Dataset merged (ID, COLOR, PRICE) (A, red, 1.0) (C, blue, )
Dataset unmatched (ID, COLOR, PRICE) (B, 2.0)
B – right join
Joins all records from dataset B with matching unique identifiers from dataset A. Empty data field(s) will be added for unmatched records of dataset B. Upon request, unmatched records from input dataset A will be sent to the unmatched output dataset.
Dataset merged (ID, COLOR, PRICE) (A, red, 1.0) (B, , 2.0)

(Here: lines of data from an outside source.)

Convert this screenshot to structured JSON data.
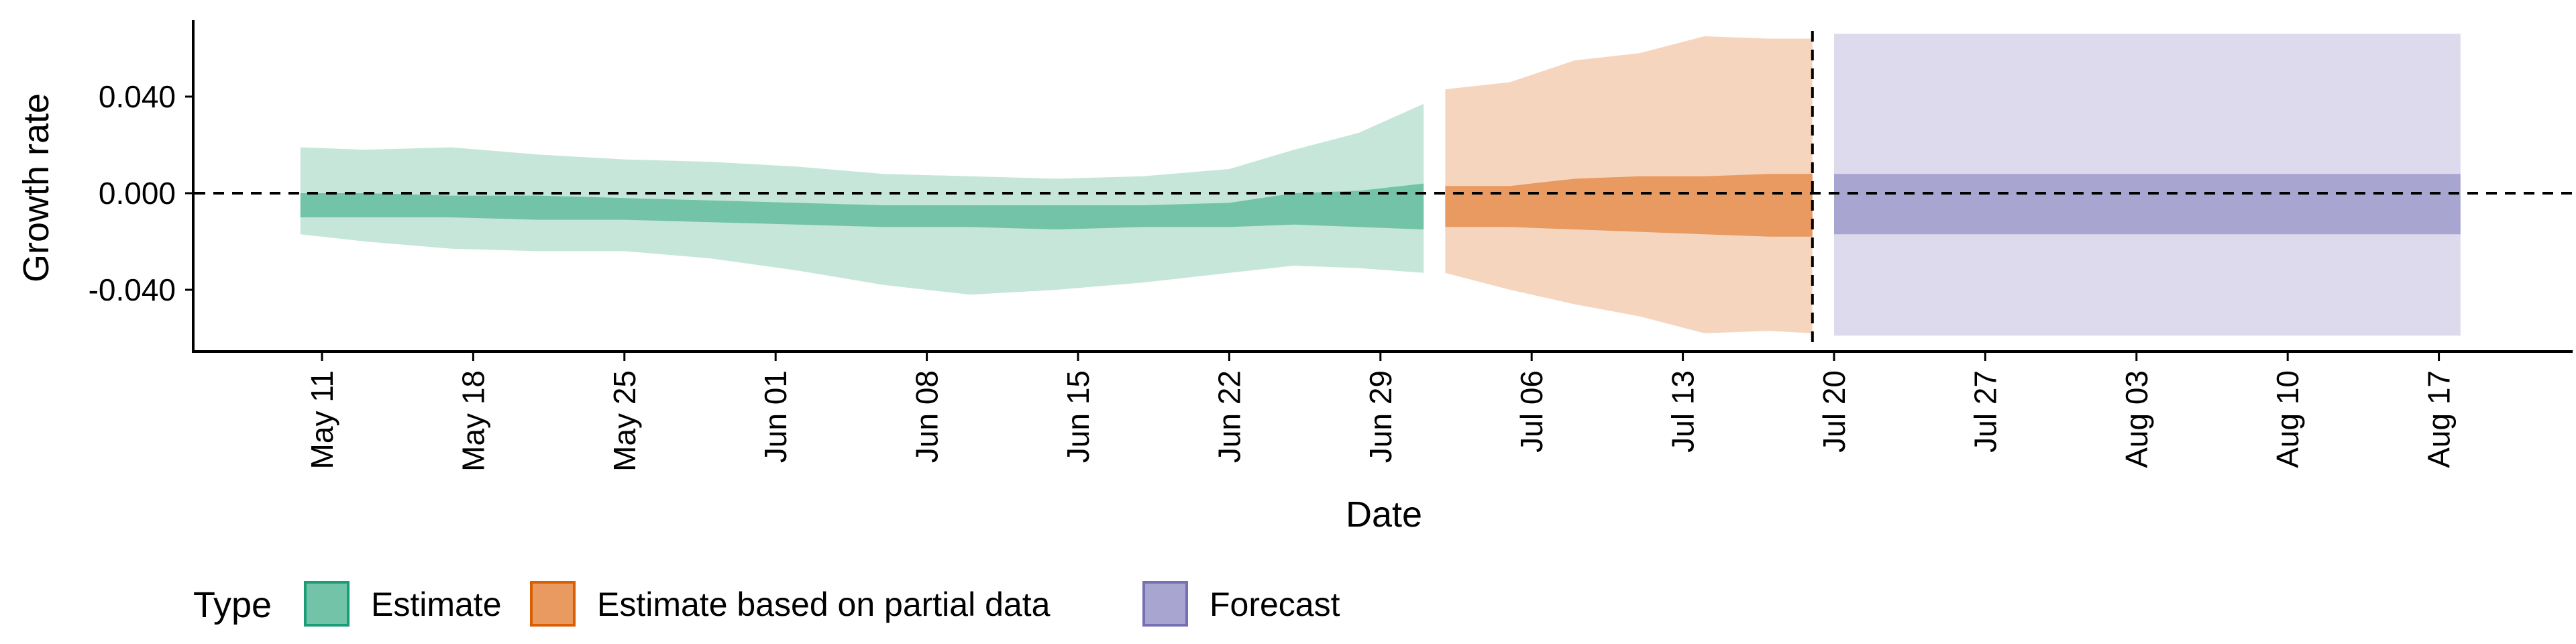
{
  "chart_data": {
    "type": "area",
    "title": "",
    "xlabel": "Date",
    "ylabel": "Growth rate",
    "x_range": [
      "2020-05-04",
      "2020-08-24"
    ],
    "ylim": [
      -0.066,
      0.071
    ],
    "y_ticks": [
      {
        "value": 0.04,
        "label": "0.040"
      },
      {
        "value": 0.0,
        "label": "0.000"
      },
      {
        "value": -0.04,
        "label": "-0.040"
      }
    ],
    "x_ticks": [
      {
        "date": "2020-05-11",
        "label": "May 11"
      },
      {
        "date": "2020-05-18",
        "label": "May 18"
      },
      {
        "date": "2020-05-25",
        "label": "May 25"
      },
      {
        "date": "2020-06-01",
        "label": "Jun 01"
      },
      {
        "date": "2020-06-08",
        "label": "Jun 08"
      },
      {
        "date": "2020-06-15",
        "label": "Jun 15"
      },
      {
        "date": "2020-06-22",
        "label": "Jun 22"
      },
      {
        "date": "2020-06-29",
        "label": "Jun 29"
      },
      {
        "date": "2020-07-06",
        "label": "Jul 06"
      },
      {
        "date": "2020-07-13",
        "label": "Jul 13"
      },
      {
        "date": "2020-07-20",
        "label": "Jul 20"
      },
      {
        "date": "2020-07-27",
        "label": "Jul 27"
      },
      {
        "date": "2020-08-03",
        "label": "Aug 03"
      },
      {
        "date": "2020-08-10",
        "label": "Aug 10"
      },
      {
        "date": "2020-08-17",
        "label": "Aug 17"
      }
    ],
    "reference_lines": {
      "horizontal_y": 0.0,
      "vertical_date": "2020-07-19"
    },
    "legend": {
      "title": "Type",
      "position": "bottom-left",
      "entries": [
        {
          "name": "Estimate",
          "fill": "#72C3A7",
          "stroke": "#1B9E77"
        },
        {
          "name": "Estimate based on partial data",
          "fill": "#E89A60",
          "stroke": "#D95F02"
        },
        {
          "name": "Forecast",
          "fill": "#A9A5D1",
          "stroke": "#7570B3"
        }
      ]
    },
    "series": [
      {
        "type_index": 0,
        "color_outer": "#C6E6DA",
        "color_inner": "#72C3A7",
        "points": [
          {
            "date": "2020-05-10",
            "lo90": -0.017,
            "lo50": -0.01,
            "hi50": 0.0,
            "hi90": 0.019
          },
          {
            "date": "2020-05-13",
            "lo90": -0.02,
            "lo50": -0.01,
            "hi50": 0.0,
            "hi90": 0.018
          },
          {
            "date": "2020-05-17",
            "lo90": -0.023,
            "lo50": -0.01,
            "hi50": -0.001,
            "hi90": 0.019
          },
          {
            "date": "2020-05-21",
            "lo90": -0.024,
            "lo50": -0.011,
            "hi50": -0.001,
            "hi90": 0.016
          },
          {
            "date": "2020-05-25",
            "lo90": -0.024,
            "lo50": -0.011,
            "hi50": -0.002,
            "hi90": 0.014
          },
          {
            "date": "2020-05-29",
            "lo90": -0.027,
            "lo50": -0.012,
            "hi50": -0.003,
            "hi90": 0.013
          },
          {
            "date": "2020-06-02",
            "lo90": -0.032,
            "lo50": -0.013,
            "hi50": -0.004,
            "hi90": 0.011
          },
          {
            "date": "2020-06-06",
            "lo90": -0.038,
            "lo50": -0.014,
            "hi50": -0.005,
            "hi90": 0.008
          },
          {
            "date": "2020-06-10",
            "lo90": -0.042,
            "lo50": -0.014,
            "hi50": -0.005,
            "hi90": 0.007
          },
          {
            "date": "2020-06-14",
            "lo90": -0.04,
            "lo50": -0.015,
            "hi50": -0.005,
            "hi90": 0.006
          },
          {
            "date": "2020-06-18",
            "lo90": -0.037,
            "lo50": -0.014,
            "hi50": -0.005,
            "hi90": 0.007
          },
          {
            "date": "2020-06-22",
            "lo90": -0.033,
            "lo50": -0.014,
            "hi50": -0.004,
            "hi90": 0.01
          },
          {
            "date": "2020-06-25",
            "lo90": -0.03,
            "lo50": -0.013,
            "hi50": 0.0,
            "hi90": 0.018
          },
          {
            "date": "2020-06-28",
            "lo90": -0.031,
            "lo50": -0.014,
            "hi50": 0.001,
            "hi90": 0.025
          },
          {
            "date": "2020-07-01",
            "lo90": -0.033,
            "lo50": -0.015,
            "hi50": 0.004,
            "hi90": 0.037
          }
        ]
      },
      {
        "type_index": 1,
        "color_outer": "#F6D5BE",
        "color_inner": "#E89A60",
        "points": [
          {
            "date": "2020-07-02",
            "lo90": -0.033,
            "lo50": -0.014,
            "hi50": 0.003,
            "hi90": 0.043
          },
          {
            "date": "2020-07-05",
            "lo90": -0.04,
            "lo50": -0.014,
            "hi50": 0.003,
            "hi90": 0.046
          },
          {
            "date": "2020-07-08",
            "lo90": -0.046,
            "lo50": -0.015,
            "hi50": 0.006,
            "hi90": 0.055
          },
          {
            "date": "2020-07-11",
            "lo90": -0.051,
            "lo50": -0.016,
            "hi50": 0.007,
            "hi90": 0.058
          },
          {
            "date": "2020-07-14",
            "lo90": -0.058,
            "lo50": -0.017,
            "hi50": 0.007,
            "hi90": 0.065
          },
          {
            "date": "2020-07-17",
            "lo90": -0.057,
            "lo50": -0.018,
            "hi50": 0.008,
            "hi90": 0.064
          },
          {
            "date": "2020-07-19",
            "lo90": -0.058,
            "lo50": -0.018,
            "hi50": 0.008,
            "hi90": 0.064
          }
        ]
      },
      {
        "type_index": 2,
        "color_outer": "#DCDAEC",
        "color_inner": "#A9A5D1",
        "points": [
          {
            "date": "2020-07-20",
            "lo90": -0.059,
            "lo50": -0.017,
            "hi50": 0.008,
            "hi90": 0.066
          },
          {
            "date": "2020-08-18",
            "lo90": -0.059,
            "lo50": -0.017,
            "hi50": 0.008,
            "hi90": 0.066
          }
        ]
      }
    ]
  }
}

Dataset unmatched (ID, COLOR, PRICE) (C, blue)
Promoted Parameters
Title in user interface (promoted name)
Inputs
Input Dataset ‘A’ (inA): Dataset to merge
Required
Type: data_source
Input Dataset ‘B’ (inB): Dataset to merge
Required
Type: data_source
Outputs
Merged dataset (merged): Name of output merged dataset
Required
Type: dataset_out
Default: merged
Write unmatched dataset (switch_unmatched): If off, then the ‘unmatched’ dataset is not generated.
Required
Type: boolean
Default: False
Choices: [True, False]
Output unmatched dataset (unmatched):
Type: dataset_out
Default: unmatched
Merge
The field to merge on (idA): Field containing a unique identifier for records from dataset ‘A’.
Required
Type: string
The field to merge on (idB): Field containing a unique identifier for records from dataset ‘B’.
Type: string
Join type (join_type): This parameter determines how the records are combined and what happens to unmatched records. See the floe description for explanation.
Required
Type: string
Default: A∪B
Choices: [‘A’, ‘B’, ‘A∩B’, ‘A∪B’]
Duplicate handling (dup_action): This parameter specifies how to handle duplicate fields when merging records.
Required
Type: string
Default: Rename
Choices: [‘Ignore’, ‘Rename’]